I felt this way about Frances Ha who, when things don’t go the way she plans, tends to mostly not be flexible enough to adapt to her current situation straight away and instead, finds her situation getting worse and worse. Although it might be seen that her plight isn’t the same as the Cabiria role made famous by Giulietta Masina, the stakes seem to me to be exactly the same as the former character in many respects, as they are for us all. We all need a roof over our head and a basic job to keep some money coming in. What Frances Ha doesn’t have, is a character like the “man with a sack” who can help give her the insight into where her life is going at a time when she can do more about it.
Unlike Fellini’s opus, Baumbach’s Frances Ha at least gives the title character a certain amount of hope in the mix and the last sequence, where she sacrifices her dreams to take the job and then create her own opportunities, is something of a reprieve and a chance to take stock for the character. At least that’s the way I saw it.

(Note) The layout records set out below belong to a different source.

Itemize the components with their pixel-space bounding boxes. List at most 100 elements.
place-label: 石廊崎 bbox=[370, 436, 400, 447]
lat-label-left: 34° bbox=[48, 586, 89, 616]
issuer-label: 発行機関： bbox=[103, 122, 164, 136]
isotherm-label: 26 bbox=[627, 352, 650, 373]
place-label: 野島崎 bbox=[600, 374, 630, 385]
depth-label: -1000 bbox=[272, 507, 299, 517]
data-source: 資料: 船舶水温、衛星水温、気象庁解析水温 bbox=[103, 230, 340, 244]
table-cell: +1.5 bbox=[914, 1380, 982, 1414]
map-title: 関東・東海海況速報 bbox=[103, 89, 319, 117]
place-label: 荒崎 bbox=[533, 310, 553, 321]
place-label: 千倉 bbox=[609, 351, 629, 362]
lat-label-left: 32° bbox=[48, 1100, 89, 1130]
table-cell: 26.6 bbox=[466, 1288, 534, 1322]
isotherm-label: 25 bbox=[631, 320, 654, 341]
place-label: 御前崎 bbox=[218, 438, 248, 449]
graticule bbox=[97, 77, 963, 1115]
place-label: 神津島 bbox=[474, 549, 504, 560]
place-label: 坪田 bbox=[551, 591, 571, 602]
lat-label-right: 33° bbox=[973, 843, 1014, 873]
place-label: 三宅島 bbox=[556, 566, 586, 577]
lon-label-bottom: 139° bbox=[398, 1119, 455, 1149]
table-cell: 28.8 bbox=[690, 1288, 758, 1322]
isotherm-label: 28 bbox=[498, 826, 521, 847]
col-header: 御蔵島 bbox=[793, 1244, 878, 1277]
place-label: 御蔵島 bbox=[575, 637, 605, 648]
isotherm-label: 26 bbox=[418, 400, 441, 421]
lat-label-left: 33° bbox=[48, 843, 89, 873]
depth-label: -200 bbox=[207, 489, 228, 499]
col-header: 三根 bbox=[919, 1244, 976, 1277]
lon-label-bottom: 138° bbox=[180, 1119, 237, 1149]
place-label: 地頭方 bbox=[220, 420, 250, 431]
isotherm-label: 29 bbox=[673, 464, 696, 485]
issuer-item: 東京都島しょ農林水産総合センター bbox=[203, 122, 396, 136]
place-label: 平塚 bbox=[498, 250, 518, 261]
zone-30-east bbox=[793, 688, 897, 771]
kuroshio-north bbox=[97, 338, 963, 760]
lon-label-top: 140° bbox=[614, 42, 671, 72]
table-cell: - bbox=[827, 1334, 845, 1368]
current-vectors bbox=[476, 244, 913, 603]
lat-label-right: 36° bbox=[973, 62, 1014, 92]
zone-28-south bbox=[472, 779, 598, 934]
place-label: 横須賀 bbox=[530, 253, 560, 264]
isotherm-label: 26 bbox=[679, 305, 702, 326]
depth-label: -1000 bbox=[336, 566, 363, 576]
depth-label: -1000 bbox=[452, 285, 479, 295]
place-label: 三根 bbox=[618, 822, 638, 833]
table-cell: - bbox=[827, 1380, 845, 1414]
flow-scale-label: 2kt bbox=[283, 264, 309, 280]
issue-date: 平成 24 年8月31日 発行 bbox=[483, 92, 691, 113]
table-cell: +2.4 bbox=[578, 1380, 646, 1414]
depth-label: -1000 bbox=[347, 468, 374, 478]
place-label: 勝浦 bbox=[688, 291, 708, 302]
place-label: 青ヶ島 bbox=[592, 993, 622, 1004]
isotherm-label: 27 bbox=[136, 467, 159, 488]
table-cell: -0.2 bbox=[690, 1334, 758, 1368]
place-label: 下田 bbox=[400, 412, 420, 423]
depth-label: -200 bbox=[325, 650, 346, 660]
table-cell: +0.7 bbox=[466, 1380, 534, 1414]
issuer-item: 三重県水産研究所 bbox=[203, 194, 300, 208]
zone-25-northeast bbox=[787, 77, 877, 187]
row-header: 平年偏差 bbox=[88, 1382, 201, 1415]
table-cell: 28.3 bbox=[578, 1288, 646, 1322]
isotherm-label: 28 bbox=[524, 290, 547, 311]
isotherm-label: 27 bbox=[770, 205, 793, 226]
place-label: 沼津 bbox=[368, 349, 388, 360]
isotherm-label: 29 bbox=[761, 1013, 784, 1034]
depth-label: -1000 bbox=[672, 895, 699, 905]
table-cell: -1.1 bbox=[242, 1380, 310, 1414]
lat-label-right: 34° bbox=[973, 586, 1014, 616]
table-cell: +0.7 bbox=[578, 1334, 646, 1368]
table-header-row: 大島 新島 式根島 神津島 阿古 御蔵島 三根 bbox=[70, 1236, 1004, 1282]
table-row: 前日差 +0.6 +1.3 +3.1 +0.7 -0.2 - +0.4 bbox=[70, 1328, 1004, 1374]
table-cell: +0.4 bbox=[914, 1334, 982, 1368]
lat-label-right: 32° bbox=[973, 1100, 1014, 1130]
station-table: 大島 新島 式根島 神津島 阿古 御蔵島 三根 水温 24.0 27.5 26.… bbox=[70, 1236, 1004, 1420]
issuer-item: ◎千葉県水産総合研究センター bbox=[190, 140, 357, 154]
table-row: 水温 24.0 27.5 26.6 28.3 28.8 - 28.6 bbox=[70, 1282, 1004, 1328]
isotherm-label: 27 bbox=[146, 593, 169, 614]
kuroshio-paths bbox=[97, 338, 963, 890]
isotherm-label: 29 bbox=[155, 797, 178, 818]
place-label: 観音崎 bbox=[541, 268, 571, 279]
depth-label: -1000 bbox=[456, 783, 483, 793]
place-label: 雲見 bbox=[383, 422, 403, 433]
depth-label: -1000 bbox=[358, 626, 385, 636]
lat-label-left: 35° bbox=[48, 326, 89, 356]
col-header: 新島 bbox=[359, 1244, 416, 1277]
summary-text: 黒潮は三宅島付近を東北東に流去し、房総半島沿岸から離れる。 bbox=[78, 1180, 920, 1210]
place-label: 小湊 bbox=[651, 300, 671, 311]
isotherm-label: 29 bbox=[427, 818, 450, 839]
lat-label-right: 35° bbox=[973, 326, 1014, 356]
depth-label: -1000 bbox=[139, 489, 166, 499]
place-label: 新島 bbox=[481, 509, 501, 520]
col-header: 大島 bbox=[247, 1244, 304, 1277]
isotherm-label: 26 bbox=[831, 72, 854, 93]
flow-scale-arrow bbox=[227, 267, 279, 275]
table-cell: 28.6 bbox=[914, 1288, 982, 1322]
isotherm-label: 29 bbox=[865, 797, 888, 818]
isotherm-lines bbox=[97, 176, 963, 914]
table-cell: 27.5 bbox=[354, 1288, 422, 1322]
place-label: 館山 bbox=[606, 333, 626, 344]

Frances Ha, and the title sums up the character really well if you say it out aloud*, is a witty, insightful and charming movie. Hypnotic, entertaining and, certainly, very funny. It also, I have to say, put me on a bit of a downer for the rest of the day. The fact that some of the characters in this film are ultimately missing out little pieces of themselves and mostly falling towards their fates or, in some cases, being dragged towards them, was less than uplifting to me, in all honesty. But that’s actually not a criticism (it’s as valid an emotion to prod with the sharp end of a cinemaic stick as anything else) and I found a lot to laugh at too. There are some genuinely clever one liners throughout the running time of the movie. It’s light and fluffy in places but using that frothy top to hide the emotional weight it harbours underneath. I’ll certainly be watching this one again and I think it’s a good night out at the movies. I also think it’s the best film yet that I’ve seen this particular person direct. Perhaps you’ll enjoy it too.
*Actually, when I asked the lady at the box office for a ticket, I asked loudly for a ticket to Frances HAAAAAAAH! Warning... some people get perplexed by even the slightest deviation from the accepted norm, it would seem.